Thursday, 27 January 2022 | Pioneer
A court has closed the Shetty-Gere case, which was actually just a trifle
Today as we celebrate the 73rd year of India becoming a Republic, can we take a moment to digress from freedom and heroism to ask ourselves where we stand on the subject of kissing? The context is a Mumbai court discharging actor Shilpa Shetty in an age-old kissing case involving Hollywood actor Richard Gere. At an event to promote AIDS awareness in 2007, Gere suddenly held Shetty’s hand on the dais and kissed it. He then gave her a quick hug, bent her back in what he later explained as a dance hold from his movie Shall We Dance and kissed her on the cheek. Many Indians were angry. They called him indecent. They blamed Shetty for not objecting to the kiss. They filed cases against both. The case against him was quickly dismissed. Gere apologised, saying he had no bad intention at all. Shetty was left languishing, the case a millstone around her neck. She was called a conspirator or perpetrator just because she did not object to the kiss. The Indian judicial system chugged along all these years to finally ‘discharge’ her, pointing out what was evident in 2007 itself that she was victimised. The case should have been dismissed on the day it was filed instead of waiting all this while. Looking back, were we prudes in 2007? It is not easy to answer because we tend to mix up our sensibilities when dealing with real and reel incidents of oscular affection. The former, we oppose. The latter, we enjoy.
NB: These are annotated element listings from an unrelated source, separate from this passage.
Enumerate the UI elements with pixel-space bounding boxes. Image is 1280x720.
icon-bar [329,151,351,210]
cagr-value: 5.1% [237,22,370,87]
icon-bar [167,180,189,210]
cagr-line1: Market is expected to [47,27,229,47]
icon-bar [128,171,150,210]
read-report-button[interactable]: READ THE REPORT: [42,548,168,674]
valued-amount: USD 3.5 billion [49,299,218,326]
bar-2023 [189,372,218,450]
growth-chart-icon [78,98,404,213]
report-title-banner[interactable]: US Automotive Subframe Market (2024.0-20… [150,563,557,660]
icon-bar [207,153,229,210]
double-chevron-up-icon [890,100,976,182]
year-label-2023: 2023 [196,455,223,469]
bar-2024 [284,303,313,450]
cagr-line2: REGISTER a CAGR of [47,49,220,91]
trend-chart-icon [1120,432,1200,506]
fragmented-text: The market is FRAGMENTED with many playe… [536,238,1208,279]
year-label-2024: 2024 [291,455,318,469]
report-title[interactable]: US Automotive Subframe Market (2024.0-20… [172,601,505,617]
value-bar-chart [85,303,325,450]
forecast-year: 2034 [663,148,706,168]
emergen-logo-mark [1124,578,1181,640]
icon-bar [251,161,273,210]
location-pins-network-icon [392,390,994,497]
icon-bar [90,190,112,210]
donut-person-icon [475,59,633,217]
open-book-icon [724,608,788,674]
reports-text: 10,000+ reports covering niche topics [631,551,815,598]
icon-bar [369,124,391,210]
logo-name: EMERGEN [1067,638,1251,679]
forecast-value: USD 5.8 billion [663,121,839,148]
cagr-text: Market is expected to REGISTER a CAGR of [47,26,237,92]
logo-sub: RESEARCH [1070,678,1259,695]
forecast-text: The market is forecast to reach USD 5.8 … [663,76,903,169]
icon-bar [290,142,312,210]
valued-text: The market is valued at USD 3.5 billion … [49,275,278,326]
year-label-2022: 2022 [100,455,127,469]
Remember when actor Padmini Kolhapure kissed Prince Charles in Mumbai in 1980? The orthodoxy went into spasms for days. Did not Shabana Azmi raise the hackles of conservative Muslims in 1993 when anti-apartheid hero Nelson Mandela kissed her at an event in Cape Town? There was no social media then or else the visuals would have gone viral like the 2016 video of Girija Srinivas, a panchayat member, kissing then Karnataka Chief Minister Siddaramaiah. If we were prudes, or hypocrites, for these kisses to shock us, imagine the reaction back in the 1930s when Devika Rani, the first lady of the Indian cinema, did an intimate kissing scene with Himanshu Rai in Karma. Bollywood has ensured that our conservatism loosens up to the beats of modernity by inserting kissing scenes regularly in films. Bobby thrilled viewers, Satyam Shivam Sundaram sizzled them, Dhoom2 was consummate. Raja Hindustani introduced kissing in family films. Even a film titled Hey Raam had it. If not most Indian viewers, Bollywood certainly has kept time with ever-changing relationships. Shabana Azmi and Nandita Das portrayed lesbian love in Fire. Saqib Saleem brushed lips with Randeep Hooda in Bombay Talkies. A kiss is an expression of endearment. Not every kiss is sexual. It can be civil or perfunctory, too. If our censor board, which frowns upon just about everything in films, could pass hot kissing scenes, there is every reason for us to be neither prejudiced nor hypocritical.